Les contributions déterminées au niveau national (NDC) constituent le cœur opérationnel, déposées par des États comme la Chine, les États-Unis d'Amérique, l'Inde, le Brésil et l'Union européenne; elles sont évaluées via un cadre de transparence renforcé comparable aux procédures suivies par la Cour des comptes européenne et les audits nationaux. Le mécanisme de bilan mondial quinquennal s'appuie sur des données scientifiques produites par le GIEC et des plateformes telles que la Base de données des NDC de la CCNUCC; des parties prenantes non étatiques comme le Réseau des maires pour le climat et l'énergie participent à la mise en œuvre subnationale.
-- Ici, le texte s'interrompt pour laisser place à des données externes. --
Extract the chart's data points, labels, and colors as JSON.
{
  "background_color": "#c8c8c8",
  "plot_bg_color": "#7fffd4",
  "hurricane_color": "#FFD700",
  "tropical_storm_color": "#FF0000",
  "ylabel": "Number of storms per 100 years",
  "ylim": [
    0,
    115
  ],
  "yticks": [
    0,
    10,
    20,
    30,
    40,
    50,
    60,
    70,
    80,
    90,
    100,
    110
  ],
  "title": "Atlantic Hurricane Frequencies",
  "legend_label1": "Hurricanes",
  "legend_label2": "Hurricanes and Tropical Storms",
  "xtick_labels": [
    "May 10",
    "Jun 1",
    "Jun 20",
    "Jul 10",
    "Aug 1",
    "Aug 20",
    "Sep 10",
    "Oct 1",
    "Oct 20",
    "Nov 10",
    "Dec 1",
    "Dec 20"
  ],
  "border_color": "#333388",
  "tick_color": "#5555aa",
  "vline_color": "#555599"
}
L'Accord est entré en vigueur conformément aux procédures de la CCNUCC après dépôt d'instruments de ratification par un nombre suffisant d'États, avec des événements marquants impliquant la République française, les États-Unis d'Amérique (et des décisions ultérieures du Président des États-Unis), la Chine et le Canada. Des instruments juridiques connexes et décisions d'appui ont été adoptés lors de sessions ultérieures de la COP, impliquant des textes préparés par des délégations nationales, des cabinets ministériels et des experts issus d'institutions comme l'Université d'Oxford, l'Université Harvard, la London School of Economics et l'Institut Max-Planck.
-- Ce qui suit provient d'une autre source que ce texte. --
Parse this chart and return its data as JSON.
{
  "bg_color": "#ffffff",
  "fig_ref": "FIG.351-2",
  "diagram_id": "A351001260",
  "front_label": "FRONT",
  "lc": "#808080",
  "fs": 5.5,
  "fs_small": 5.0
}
L'Accord a suscité des réactions divergentes: des ONG environnementales telles que Greenpeace International et 350.org ont salué son universalité tandis que des groupes industriels, des think tanks comme le Cato Institute et des partis politiques au sein du Congrès des États-Unis ont critiqué son efficience économique et son caractère contraignant. Les débats portent sur l'ambition insuffisante des NDC, la transparence des flux financiers, les mécanismes de marché et la responsabilité pour les pertes et dommages invoqués par des États insulaires comme Tuvalu et Kiribati et par des pays vulnérables tels que le Bangladesh et Haïti. Des tribunaux nationaux et des actions stratégiques menées par des ONG ont fait référence à l'Accord dans des affaires devant des juridictions comme la Cour suprême de l'Inde et des tribunaux administratifs européens.
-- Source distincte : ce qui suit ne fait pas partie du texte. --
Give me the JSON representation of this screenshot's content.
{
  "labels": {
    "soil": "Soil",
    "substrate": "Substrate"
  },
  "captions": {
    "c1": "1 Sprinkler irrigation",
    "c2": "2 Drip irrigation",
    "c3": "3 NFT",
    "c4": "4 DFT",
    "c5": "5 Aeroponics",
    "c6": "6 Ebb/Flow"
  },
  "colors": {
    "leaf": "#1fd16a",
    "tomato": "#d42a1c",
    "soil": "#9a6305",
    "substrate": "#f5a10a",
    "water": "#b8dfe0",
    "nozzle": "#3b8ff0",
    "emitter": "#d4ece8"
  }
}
Des exemples d'application incluent des stratégies nationales de décarbonation adoptées par l'Union européenne via le Pacte vert pour l'Europe, des plans de transition énergétique en Allemagne et en Norvège, les programmes d'efficacité énergétique aux États-Unis d'Amérique et au Canada, ainsi que des initiatives de reforestation au Brésil et en Indonésie. Des coalitions régionales comme l'Alliance solaire internationale et des villes membres du C40 Cities montrent la mise en œuvre subnationale, tandis que des entreprises listées à la Bourse de New York et à la Bourse de Londres adoptent des stratégies alignées sur l'Accord.